Im Grenzgebiet von Straßburg und Kehl entsteht ein neues Viertel für 20 000 Menschen. Günter Ihle von der badischen Landeskirche und seine französische Kollegin Roos Van De Keere arbeiten auf einer gemeinsamen deutsch-französischen Pfarrstelle. Sie nennen ihr Projekt "Von Ufer zu Ufer".
chrismon: Was ist neu an Ihrer Kooperation?
Günter Ihle: Dass zwei Landeskirchen aus zwei Ländern gemeinsam eine Pfarrstelle finanzieren, ist bisher einmalig. Wir feiern beide deutsch-französische Gottesdienste und halten Taizé-Gebete in der "Kapelle der Begegnung" im Rheinviertel. Gemeinsam begleiten wir Pilgergruppen und Konfirmanden und diskutieren mit ihnen über Versöhnung.
Günter Ihle
Claudia Keller
Warum gibt es diese Stelle erst jetzt?
Weil es nicht einfach ist. Die politischen Systeme in Deutschland und Frankreich unterscheiden sich, ebenso die Kirchen. Die badische Kirche hat 1,1 Millionen Mitglieder, Elsass-Lothringen nur 200 000. In Frankreich sind Staat und Kirche strikt getrennt, in Deutschland kooperieren sie. Und wir kämpfen immer noch mit der Sprachbarriere.

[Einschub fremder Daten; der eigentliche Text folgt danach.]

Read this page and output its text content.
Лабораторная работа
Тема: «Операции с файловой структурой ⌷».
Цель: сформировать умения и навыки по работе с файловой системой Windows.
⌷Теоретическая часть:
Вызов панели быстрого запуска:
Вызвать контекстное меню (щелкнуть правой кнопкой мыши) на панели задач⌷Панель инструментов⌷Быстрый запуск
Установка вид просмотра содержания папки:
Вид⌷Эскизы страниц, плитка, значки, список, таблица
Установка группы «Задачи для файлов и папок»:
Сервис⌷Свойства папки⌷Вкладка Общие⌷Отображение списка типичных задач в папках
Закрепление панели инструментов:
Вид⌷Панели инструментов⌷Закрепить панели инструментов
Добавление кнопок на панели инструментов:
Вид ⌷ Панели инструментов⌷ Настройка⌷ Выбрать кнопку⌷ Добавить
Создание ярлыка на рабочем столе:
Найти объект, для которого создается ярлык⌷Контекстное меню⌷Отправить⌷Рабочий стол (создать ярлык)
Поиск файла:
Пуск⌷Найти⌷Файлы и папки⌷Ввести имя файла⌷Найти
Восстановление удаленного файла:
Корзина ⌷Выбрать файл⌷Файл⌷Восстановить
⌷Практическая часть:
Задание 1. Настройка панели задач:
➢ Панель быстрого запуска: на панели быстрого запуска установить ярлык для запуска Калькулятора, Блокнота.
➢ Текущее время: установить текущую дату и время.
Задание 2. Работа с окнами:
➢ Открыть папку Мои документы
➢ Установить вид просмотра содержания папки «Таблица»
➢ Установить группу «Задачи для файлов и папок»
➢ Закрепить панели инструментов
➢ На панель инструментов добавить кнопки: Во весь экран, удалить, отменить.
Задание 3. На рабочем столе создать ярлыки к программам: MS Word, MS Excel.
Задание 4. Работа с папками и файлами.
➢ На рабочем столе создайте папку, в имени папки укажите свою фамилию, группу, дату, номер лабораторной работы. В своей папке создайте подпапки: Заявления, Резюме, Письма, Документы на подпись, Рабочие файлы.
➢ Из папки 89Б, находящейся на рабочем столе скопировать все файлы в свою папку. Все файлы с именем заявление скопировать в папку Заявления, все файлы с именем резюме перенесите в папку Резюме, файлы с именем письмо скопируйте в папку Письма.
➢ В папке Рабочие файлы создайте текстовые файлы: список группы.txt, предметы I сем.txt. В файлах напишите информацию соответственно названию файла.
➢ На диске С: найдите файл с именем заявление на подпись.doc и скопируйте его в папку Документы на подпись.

Was bedeutet heute Versöhnungsarbeit?
Die Zeit des Aufbruchs ist vorbei. Jetzt müssen wir den Alltag an der Grenze gestalten. Wie gehen wir zum Beispiel mit Zuwanderern aus anderen Religionen und Kulturen um? Das beschäftigt uns auf beiden Seiten des Rheins. Es schwappt auch viel Kriminalität aus Straßburg nach Kehl herüber. Die Jugendlichen aus der Banlieue bevölkern im Sommer die Kehler Freibäder, das bringt Unruhe. Wir wollen nicht, dass Konflikte eskalieren.
Die "Kapelle der Begegnung" ist noch aus der Zeit des Aufbruchs.
Ja, sie wurde in den Trümmern der Nachkriegszeit aufgebaut. Sie ist in einem so schlechten Zustand, dass wir sie im Winter nicht nutzen können. Die Renovierung kostet eine halbe Million Euro. Dafür suchen wir Unterstützung.